As far as Italy is concerned, I think it is very important to have and guarantee a national production because today everything is done with steel, and I mean everything… so for us, it’s very important to keep steel production on the national territory.

If the situation should become worse, we would be forced to import all the steel we need. Even now, we are forced to purchase a lot of steel castings abroad with a significant increase in purchase costs.

Are you worried about the consequences of the US customs policy?

We export heavily to the USA where we also have an active subsidiary: at the moment there is, for us, no news on the customs duty front for exports of machine tools to the USA, so we are not worried.

Of course, if a policy change were to occur, it would put us in great difficulty, given that we have a big and important local competitor in the US.

In your opinion, how will the Italian and world economic landscape look like after the COVID-19 pandemic has passed?

This virus will certainly make us change the way we live, we will have to take precautions for quite some time, at least until a definitive vaccine becomes available.

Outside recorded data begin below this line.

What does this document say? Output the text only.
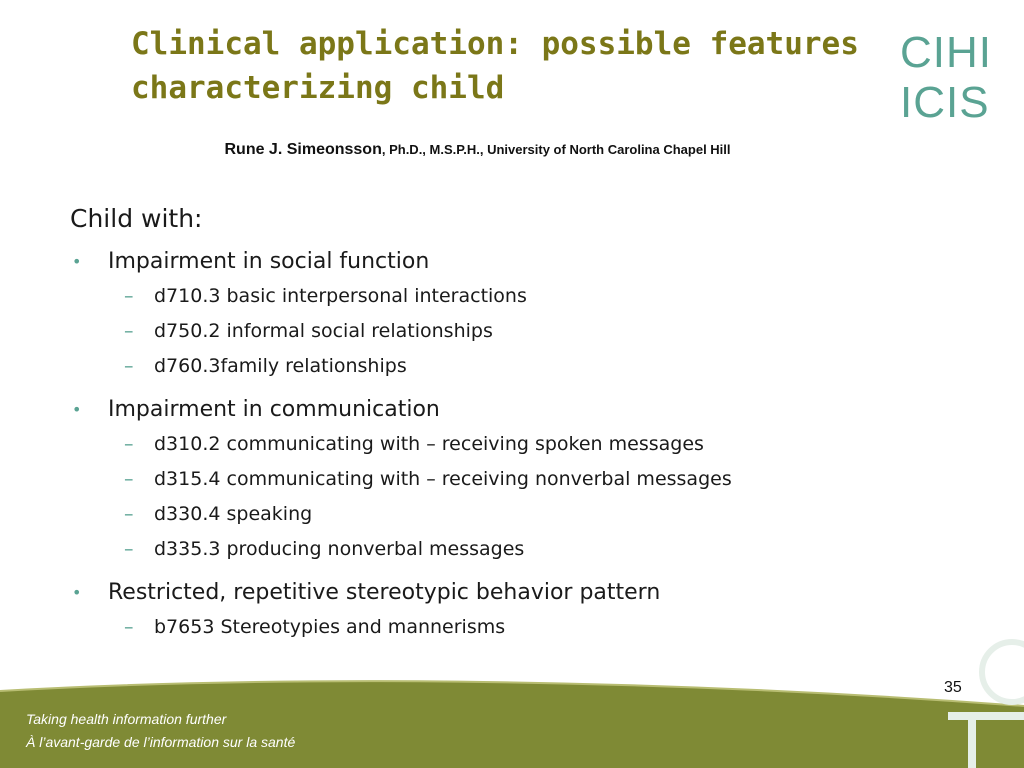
Clinical application: possible features
characterizing child
CIHI
ICIS
Rune J. Simeonsson, Ph.D., M.S.P.H., University of North Carolina Chapel Hill

Child with:

• Impairment in social function
– d710.3 basic interpersonal interactions
– d750.2 informal social relationships
– d760.3family relationships
• Impairment in communication
– d310.2 communicating with – receiving spoken messages
– d315.4 communicating with – receiving nonverbal messages
– d330.4 speaking
– d335.3 producing nonverbal messages
• Restricted, repetitive stereotypic behavior pattern
– b7653 Stereotypies and mannerisms
35
Taking health information further
À l’avant-garde de l’information sur la santé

As for the economy, the negative impact of this pandemic will be felt for years to come, not only in Italy but the whole world. It will affect all industries from tourism to automotive, and governments will have to help the entire economic fabric to be able to give liquidity to companies in order to limit the damage suffered and unemployment… at the moment it is difficult to understand how our sector will react, but obviously behind major crises you can have time to reorganise and find new solutions, therefore, also new opportunities.